MESSINA. Attuale situazione economico finanziaria della società MessinaServizi Bene Comune, ipotesi di messa in liquidazione alla luce del parere espresso al riguardo dal segretario generale del Comune di Messina e dal recente parere della corte dei conti, eventuali ipotesi alternative, problemi legati alla salvaguardia degli attuali livelli occupazionali, e all’eventuale affidamento del servizio a privati a seguito di pubblica gara d’appalto, scelte politico-amministrative sul futuro della società e conseguenze sulla situazione del Comune di Messina e del suo piano di riequilibrio recentemente approvato, e infine problemi legati al raggiungimento delle soglie normative sulla percentuale di differenziata e imposta della regione Sicilia.

Sono i quesiti che dodici consiglieri comunali, capeggiati da Antonella Russo e appartenenti a vari gruppi politici, come il Pd, il M5S, LiberaMe, Sicilia Futura, e anche qualche esponente del centro-destra, chiedono sia data una risposta in un consiglio comunale urgente per discutere in aula, prima della preannunciata messa in liquidazione della società “Messina servizi bene comune”, programmata per il prossimo 10 gennaio, il futuro della società, dei suoi lavoratori, e dell’intera gestione del ciclo dei rifiuti.

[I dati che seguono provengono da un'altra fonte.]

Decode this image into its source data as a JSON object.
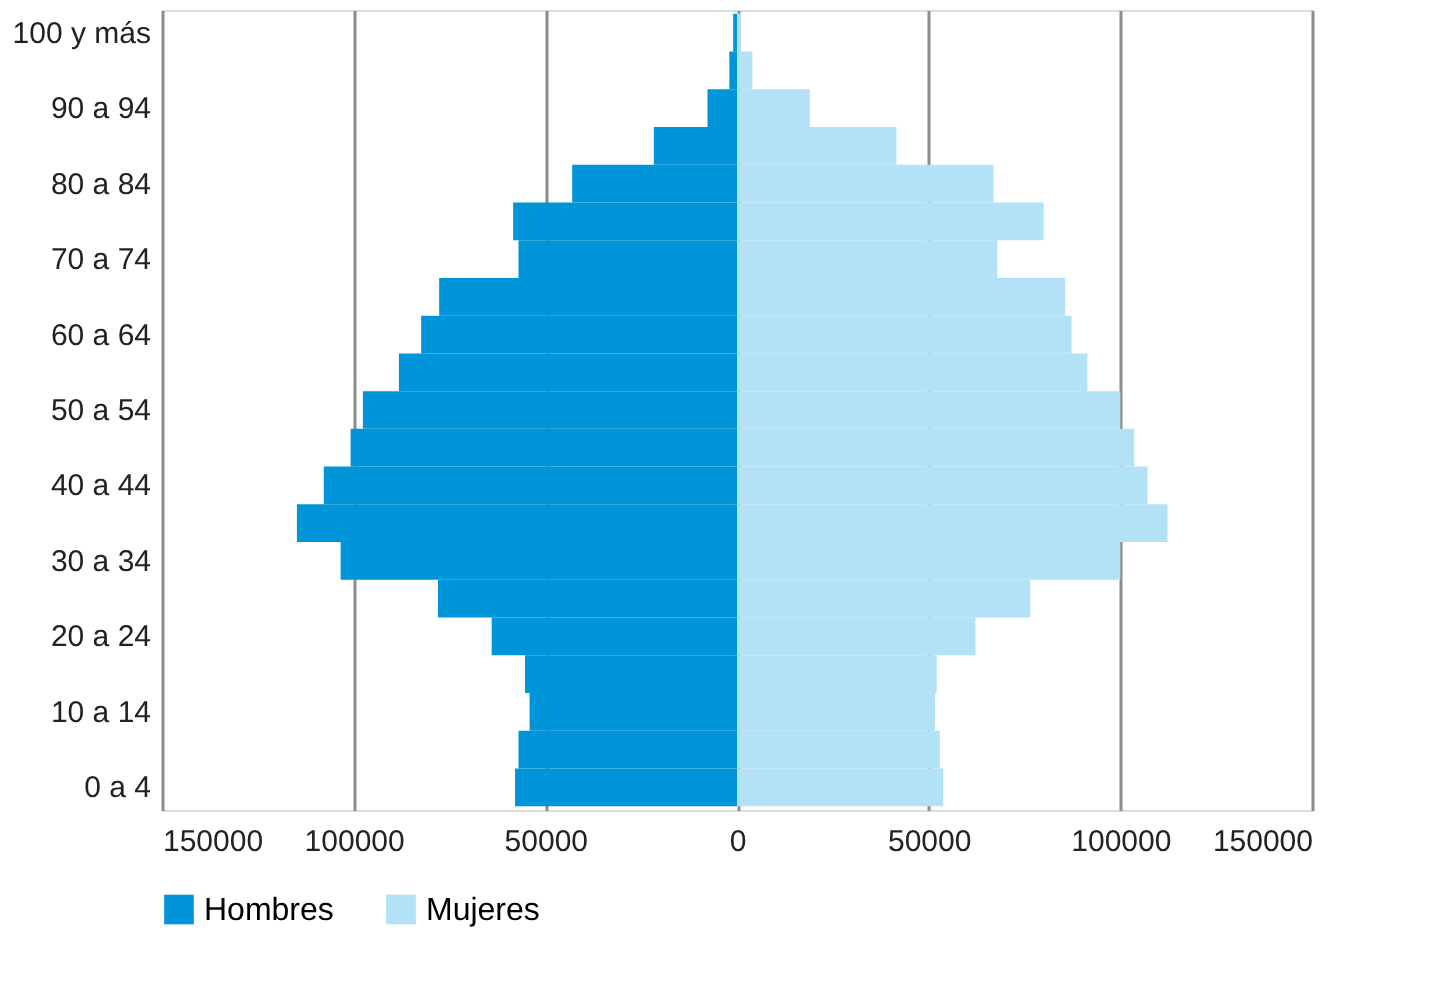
{
  "chart_data": {
    "type": "bar",
    "orientation": "horizontal",
    "categories": [
      "100 y más",
      null,
      "90 a 94",
      null,
      "80 a 84",
      null,
      "70 a 74",
      null,
      "60 a 64",
      null,
      "50 a 54",
      null,
      "40 a 44",
      null,
      "30 a 34",
      null,
      "20 a 24",
      null,
      "10 a 14",
      null,
      "0 a 4"
    ],
    "series": [
      {
        "name": "Hombres",
        "color": "#0095d9",
        "values": [
          -1000,
          -2000,
          -7700,
          -21700,
          -43000,
          -58400,
          -57000,
          -77700,
          -82400,
          -88200,
          -97600,
          -100800,
          -107800,
          -114800,
          -103400,
          -78000,
          -64000,
          -55300,
          -54100,
          -57000,
          -57900
        ]
      },
      {
        "name": "Mujeres",
        "color": "#b3e1f6",
        "values": [
          1000,
          4000,
          19000,
          41600,
          66900,
          80000,
          67900,
          85600,
          87300,
          91400,
          100000,
          103600,
          107100,
          112300,
          100000,
          76500,
          62200,
          52100,
          51700,
          52900,
          53800
        ]
      }
    ],
    "xlim": [
      -150000,
      150000
    ],
    "xticks": [
      {
        "value": -150000,
        "label": "150000"
      },
      {
        "value": -100000,
        "label": "100000"
      },
      {
        "value": -50000,
        "label": "50000"
      },
      0,
      50000,
      100000,
      150000
    ],
    "stacked": true,
    "grid": "x",
    "legend": "bottom"
  }
}
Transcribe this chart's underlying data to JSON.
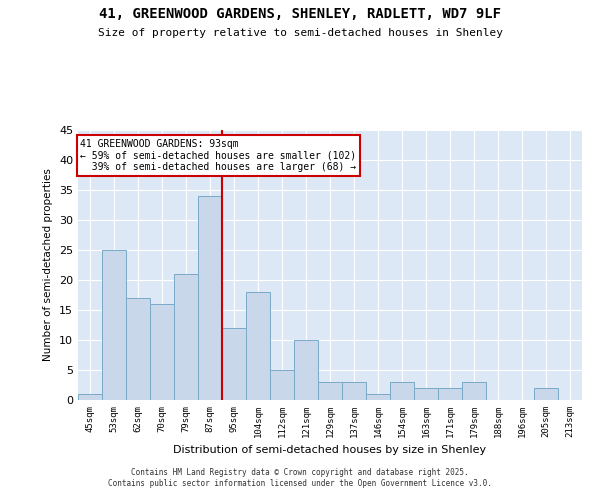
{
  "title_line1": "41, GREENWOOD GARDENS, SHENLEY, RADLETT, WD7 9LF",
  "title_line2": "Size of property relative to semi-detached houses in Shenley",
  "xlabel": "Distribution of semi-detached houses by size in Shenley",
  "ylabel": "Number of semi-detached properties",
  "categories": [
    "45sqm",
    "53sqm",
    "62sqm",
    "70sqm",
    "79sqm",
    "87sqm",
    "95sqm",
    "104sqm",
    "112sqm",
    "121sqm",
    "129sqm",
    "137sqm",
    "146sqm",
    "154sqm",
    "163sqm",
    "171sqm",
    "179sqm",
    "188sqm",
    "196sqm",
    "205sqm",
    "213sqm"
  ],
  "values": [
    1,
    25,
    17,
    16,
    21,
    34,
    12,
    18,
    5,
    10,
    3,
    3,
    1,
    3,
    2,
    2,
    3,
    0,
    0,
    2,
    0
  ],
  "bar_color": "#c8d8ea",
  "bar_edge_color": "#7aaac8",
  "vline_color": "#cc0000",
  "vline_x_index": 6,
  "annotation_title": "41 GREENWOOD GARDENS: 93sqm",
  "annotation_line1": "← 59% of semi-detached houses are smaller (102)",
  "annotation_line2": "  39% of semi-detached houses are larger (68) →",
  "annotation_box_color": "#ffffff",
  "annotation_box_edge": "#cc0000",
  "ylim": [
    0,
    45
  ],
  "yticks": [
    0,
    5,
    10,
    15,
    20,
    25,
    30,
    35,
    40,
    45
  ],
  "background_color": "#dce8f5",
  "footer_line1": "Contains HM Land Registry data © Crown copyright and database right 2025.",
  "footer_line2": "Contains public sector information licensed under the Open Government Licence v3.0."
}
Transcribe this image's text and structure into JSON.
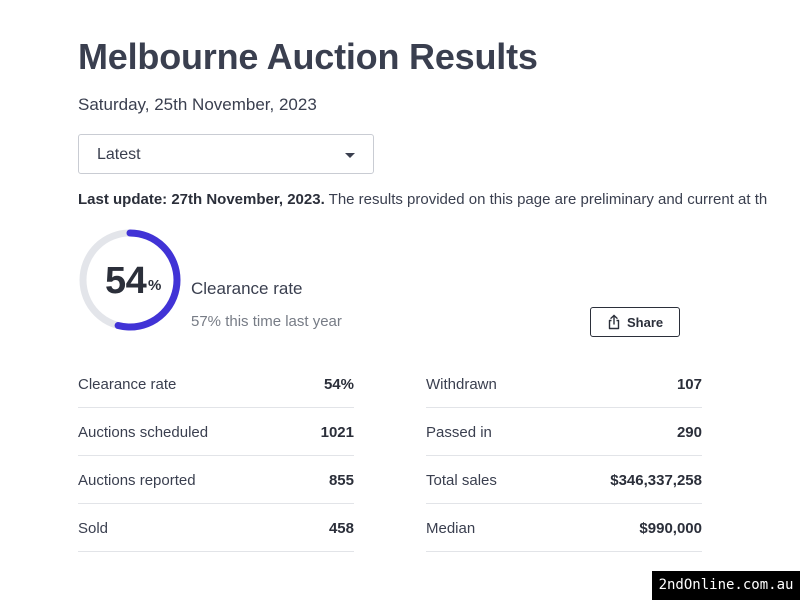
{
  "header": {
    "title": "Melbourne Auction Results",
    "date": "Saturday, 25th November, 2023"
  },
  "selector": {
    "selected": "Latest"
  },
  "update": {
    "label": "Last update: 27th November, 2023.",
    "text": " The results provided on this page are preliminary and current at th"
  },
  "clearance": {
    "value": "54",
    "percent_sign": "%",
    "fraction": 0.54,
    "label": "Clearance rate",
    "last_year": "57% this time last year",
    "ring_color": "#4133d6",
    "track_color": "#e3e5ea"
  },
  "share": {
    "label": "Share"
  },
  "stats_left": [
    {
      "label": "Clearance rate",
      "value": "54%"
    },
    {
      "label": "Auctions scheduled",
      "value": "1021"
    },
    {
      "label": "Auctions reported",
      "value": "855"
    },
    {
      "label": "Sold",
      "value": "458"
    }
  ],
  "stats_right": [
    {
      "label": "Withdrawn",
      "value": "107"
    },
    {
      "label": "Passed in",
      "value": "290"
    },
    {
      "label": "Total sales",
      "value": "$346,337,258"
    },
    {
      "label": "Median",
      "value": "$990,000"
    }
  ],
  "watermark": "2ndOnline.com.au"
}
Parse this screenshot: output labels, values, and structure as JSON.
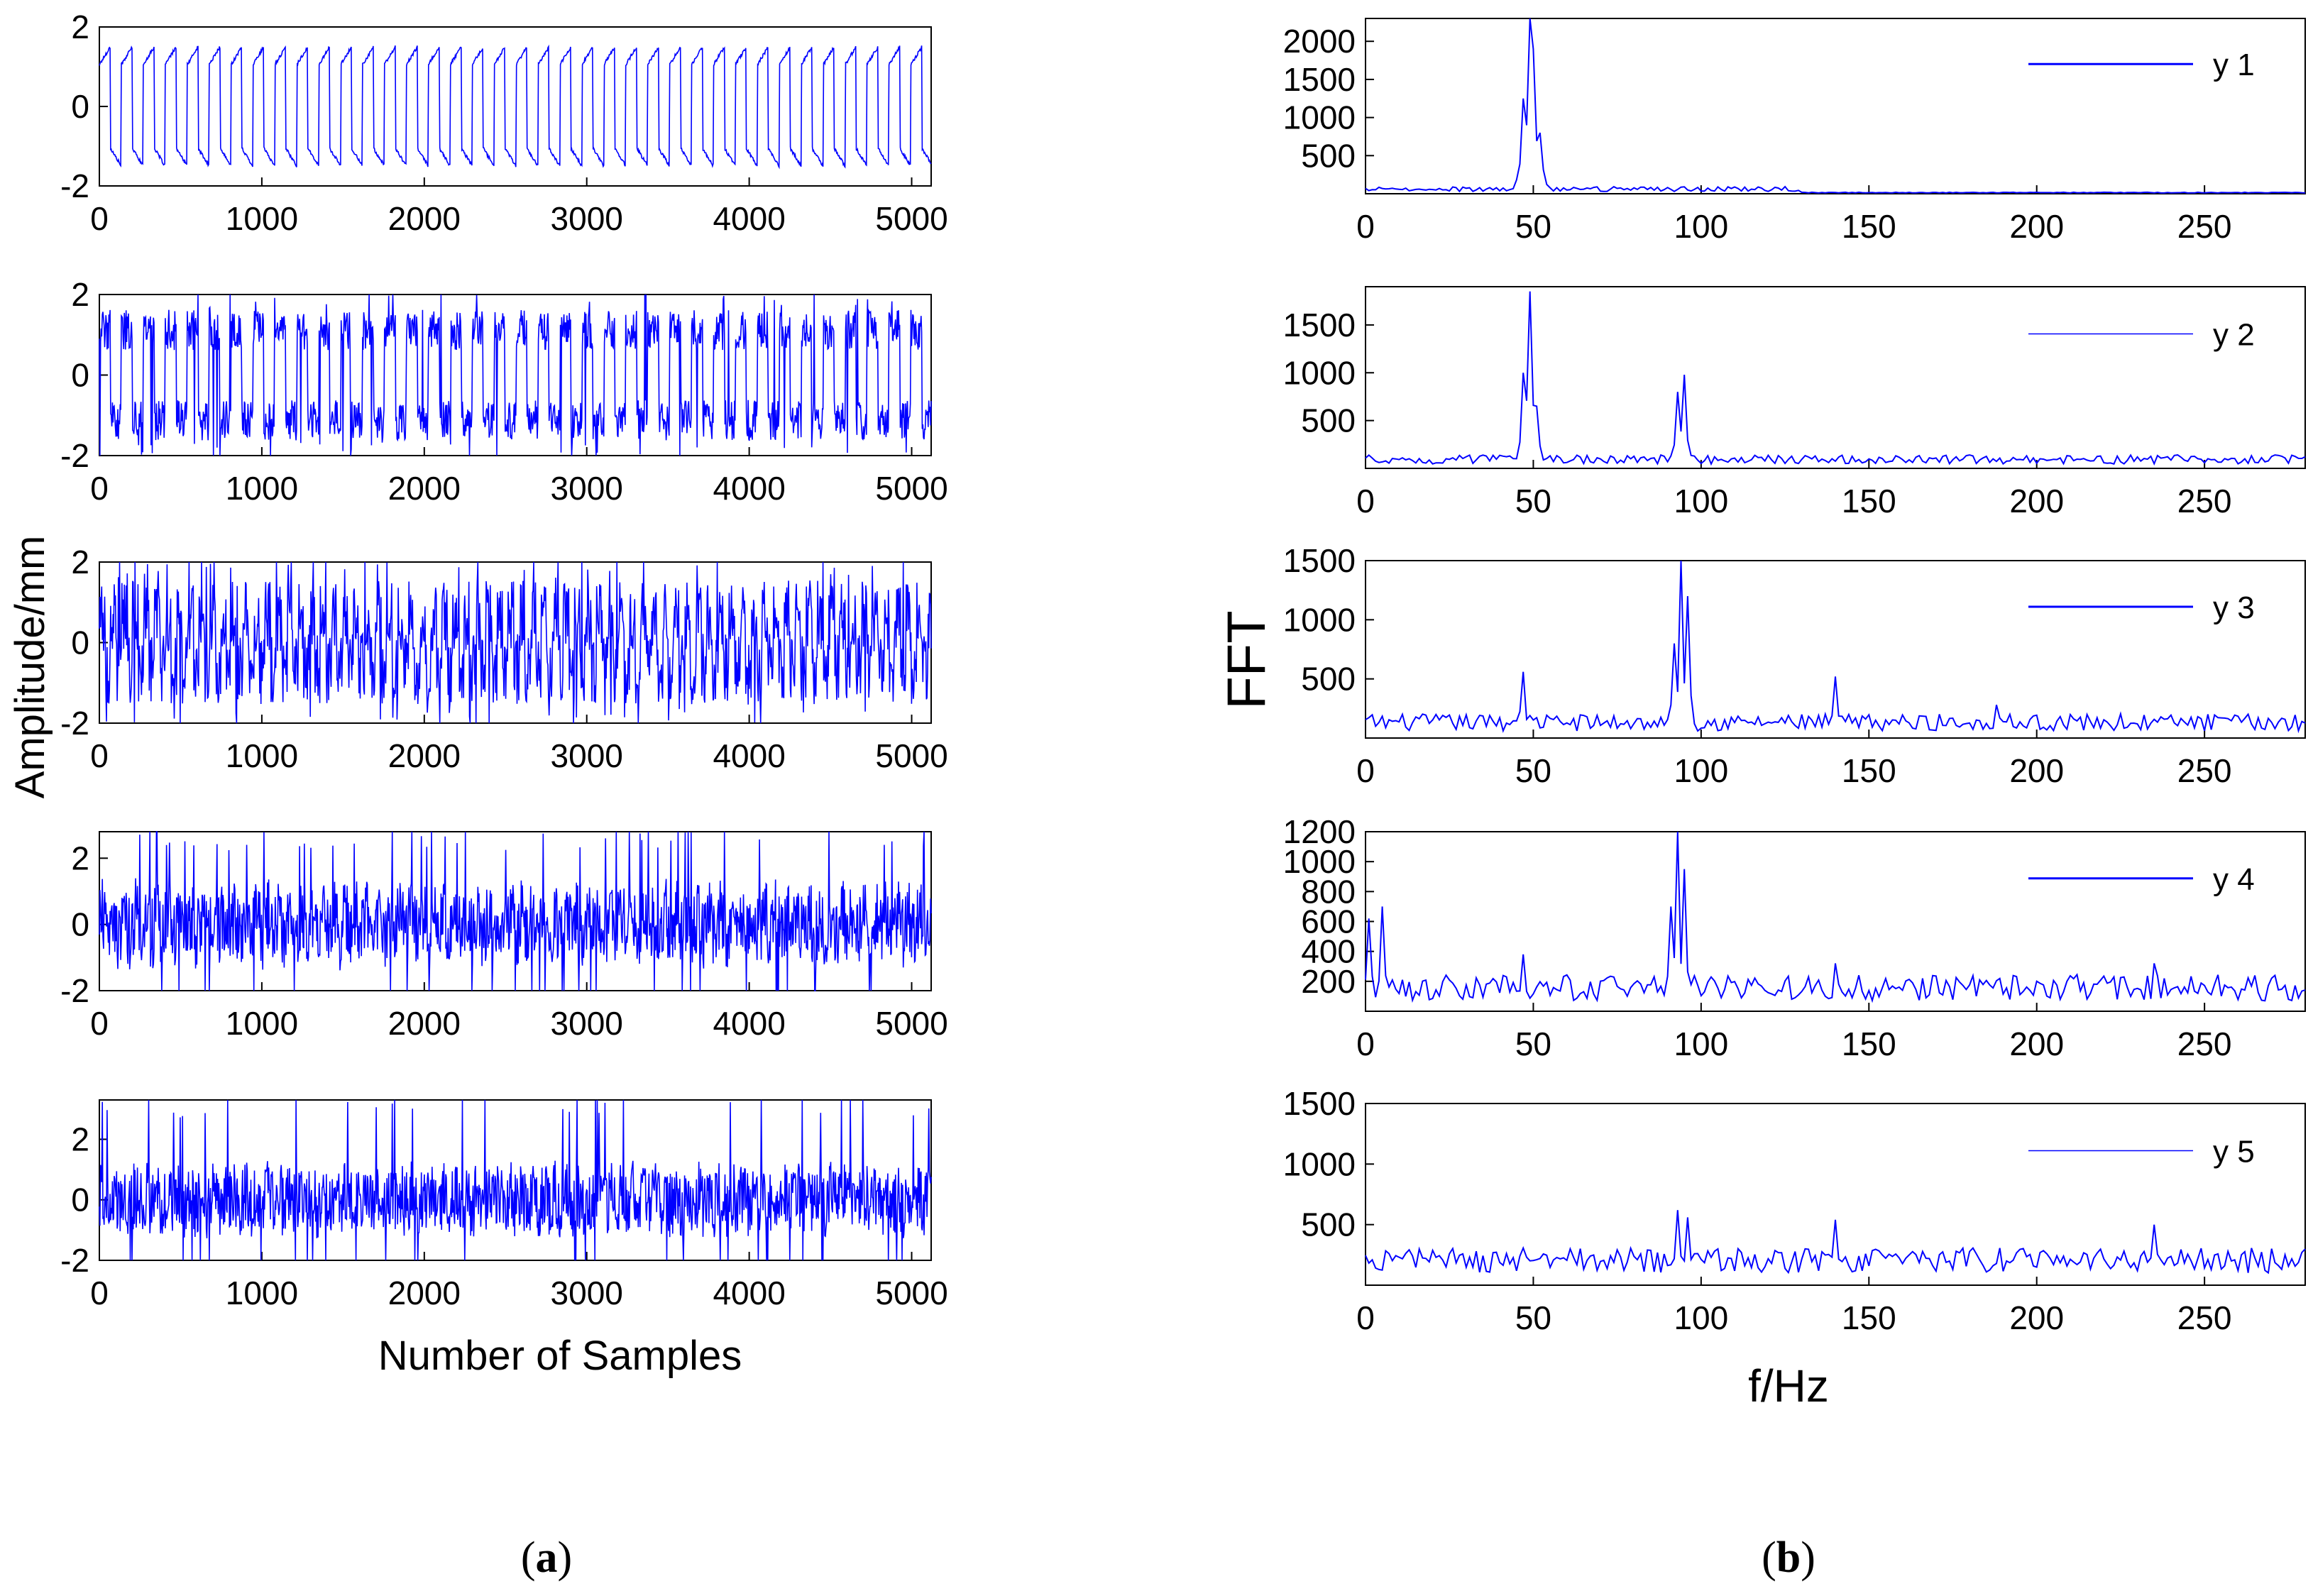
{
  "figure": {
    "caption_a": {
      "open": "(",
      "letter": "a",
      "close": ")"
    },
    "caption_b": {
      "open": "(",
      "letter": "b",
      "close": ")"
    },
    "line_color": "#0000ff",
    "axis_color": "#000000"
  },
  "chart_data": [
    {
      "type": "line",
      "panel": "a",
      "subplot": 1,
      "xlabel": "",
      "ylabel": "",
      "xlim": [
        0,
        5120
      ],
      "ylim": [
        -2,
        2
      ],
      "xticks": [
        "0",
        "1000",
        "2000",
        "3000",
        "4000",
        "5000"
      ],
      "yticks": [
        "-2",
        "0",
        "2"
      ],
      "signal": {
        "kind": "square",
        "period": 135,
        "amplitude": 1.5,
        "noise": 0.08,
        "spikes": 0
      }
    },
    {
      "type": "line",
      "panel": "a",
      "subplot": 2,
      "xlabel": "",
      "ylabel": "",
      "xlim": [
        0,
        5120
      ],
      "ylim": [
        -2,
        2
      ],
      "xticks": [
        "0",
        "1000",
        "2000",
        "3000",
        "4000",
        "5000"
      ],
      "yticks": [
        "-2",
        "0",
        "2"
      ],
      "signal": {
        "kind": "square-noisy",
        "period": 135,
        "amplitude": 1.4,
        "noise": 0.5,
        "spikes": 0.35
      }
    },
    {
      "type": "line",
      "panel": "a",
      "subplot": 3,
      "xlabel": "",
      "ylabel": "Amplitude/mm",
      "xlim": [
        0,
        5120
      ],
      "ylim": [
        -2,
        2
      ],
      "xticks": [
        "0",
        "1000",
        "2000",
        "3000",
        "4000",
        "5000"
      ],
      "yticks": [
        "-2",
        "0",
        "2"
      ],
      "signal": {
        "kind": "mixed",
        "period": 68,
        "amplitude": 1.1,
        "noise": 0.8,
        "spikes": 0.5
      }
    },
    {
      "type": "line",
      "panel": "a",
      "subplot": 4,
      "xlabel": "",
      "ylabel": "",
      "xlim": [
        0,
        5120
      ],
      "ylim": [
        -2,
        2.8
      ],
      "xticks": [
        "0",
        "1000",
        "2000",
        "3000",
        "4000",
        "5000"
      ],
      "yticks": [
        "-2",
        "0",
        "2"
      ],
      "signal": {
        "kind": "noise",
        "period": 68,
        "amplitude": 0.6,
        "noise": 1.0,
        "spikes": 0.45
      }
    },
    {
      "type": "line",
      "panel": "a",
      "subplot": 5,
      "xlabel": "Number of Samples",
      "ylabel": "",
      "xlim": [
        0,
        5120
      ],
      "ylim": [
        -2,
        3.3
      ],
      "xticks": [
        "0",
        "1000",
        "2000",
        "3000",
        "4000",
        "5000"
      ],
      "yticks": [
        "-2",
        "0",
        "2"
      ],
      "signal": {
        "kind": "noise",
        "period": 68,
        "amplitude": 0.4,
        "noise": 1.0,
        "spikes": 0.45
      }
    },
    {
      "type": "line",
      "panel": "b",
      "subplot": 1,
      "legend": "y 1",
      "legend_style": "solid",
      "legend_placement": "top-right",
      "xlabel": "",
      "ylabel": "",
      "xlim": [
        0,
        280
      ],
      "ylim": [
        0,
        2300
      ],
      "xticks": [
        "0",
        "50",
        "100",
        "150",
        "200",
        "250"
      ],
      "yticks": [
        "500",
        "1000",
        "1500",
        "2000"
      ],
      "ytick_values": [
        500,
        1000,
        1500,
        2000
      ],
      "spectrum": {
        "peaks": [
          [
            47,
            1250
          ],
          [
            49,
            2300
          ],
          [
            50,
            1900
          ],
          [
            52,
            800
          ],
          [
            95,
            90
          ]
        ],
        "baseline": 60,
        "noise": 40,
        "tail_start": 130,
        "tail_level": 10
      }
    },
    {
      "type": "line",
      "panel": "b",
      "subplot": 2,
      "legend": "y 2",
      "legend_style": "thin",
      "legend_placement": "top-right",
      "xlabel": "",
      "ylabel": "",
      "xlim": [
        0,
        280
      ],
      "ylim": [
        0,
        1900
      ],
      "xticks": [
        "0",
        "50",
        "100",
        "150",
        "200",
        "250"
      ],
      "yticks": [
        "500",
        "1000",
        "1500"
      ],
      "ytick_values": [
        500,
        1000,
        1500
      ],
      "spectrum": {
        "peaks": [
          [
            47,
            1000
          ],
          [
            49,
            1850
          ],
          [
            51,
            650
          ],
          [
            93,
            800
          ],
          [
            95,
            980
          ]
        ],
        "baseline": 90,
        "noise": 60,
        "tail_start": 999,
        "tail_level": 0
      }
    },
    {
      "type": "line",
      "panel": "b",
      "subplot": 3,
      "ylabel": "FFT",
      "legend": "y 3",
      "legend_style": "solid",
      "legend_placement": "top-right",
      "xlabel": "",
      "xlim": [
        0,
        280
      ],
      "ylim": [
        0,
        1500
      ],
      "xticks": [
        "0",
        "50",
        "100",
        "150",
        "200",
        "250"
      ],
      "yticks": [
        "500",
        "1000",
        "1500"
      ],
      "ytick_values": [
        500,
        1000,
        1500
      ],
      "spectrum": {
        "peaks": [
          [
            47,
            560
          ],
          [
            92,
            800
          ],
          [
            94,
            1500
          ],
          [
            96,
            1200
          ],
          [
            140,
            520
          ],
          [
            188,
            280
          ]
        ],
        "baseline": 120,
        "noise": 90,
        "tail_start": 999,
        "tail_level": 0
      }
    },
    {
      "type": "line",
      "panel": "b",
      "subplot": 4,
      "legend": "y 4",
      "legend_style": "solid",
      "legend_placement": "top-right",
      "xlabel": "",
      "ylabel": "",
      "xlim": [
        0,
        280
      ],
      "ylim": [
        0,
        1200
      ],
      "xticks": [
        "0",
        "50",
        "100",
        "150",
        "200",
        "250"
      ],
      "yticks": [
        "200",
        "400",
        "600",
        "800",
        "1000",
        "1200"
      ],
      "ytick_values": [
        200,
        400,
        600,
        800,
        1000,
        1200
      ],
      "spectrum": {
        "peaks": [
          [
            1,
            620
          ],
          [
            5,
            700
          ],
          [
            47,
            380
          ],
          [
            91,
            700
          ],
          [
            93,
            1200
          ],
          [
            95,
            950
          ],
          [
            140,
            320
          ],
          [
            235,
            320
          ]
        ],
        "baseline": 140,
        "noise": 110,
        "tail_start": 999,
        "tail_level": 0
      }
    },
    {
      "type": "line",
      "panel": "b",
      "subplot": 5,
      "legend": "y 5",
      "legend_style": "thin",
      "legend_placement": "top-right",
      "xlabel": "f/Hz",
      "ylabel": "",
      "xlim": [
        0,
        280
      ],
      "ylim": [
        0,
        1500
      ],
      "xticks": [
        "0",
        "50",
        "100",
        "150",
        "200",
        "250"
      ],
      "yticks": [
        "500",
        "1000",
        "1500"
      ],
      "ytick_values": [
        500,
        1000,
        1500
      ],
      "spectrum": {
        "peaks": [
          [
            93,
            620
          ],
          [
            96,
            560
          ],
          [
            140,
            540
          ],
          [
            235,
            500
          ]
        ],
        "baseline": 200,
        "noise": 130,
        "tail_start": 999,
        "tail_level": 0
      }
    }
  ]
}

“Non possiamo più permettere —dicono i sottoscrittori della richiesta— che il consiglio comunale sia relegato a semplice soggetto ratificatore di scelte già adottate dal sindaco su temi così rilevanti per il futuro della città. Chiediamo che l’amministrazione De Luca, invertendo la rotta del modus operandi attuato con le cosiddette delibere “salva Messina”, si confronti con l’aula non a decisioni prese, ma prima di adottarle, riportando il dibattito vero nel luogo istituzionalmente preposto, che è il consiglio comunale, rappresentativo dell’intera città “.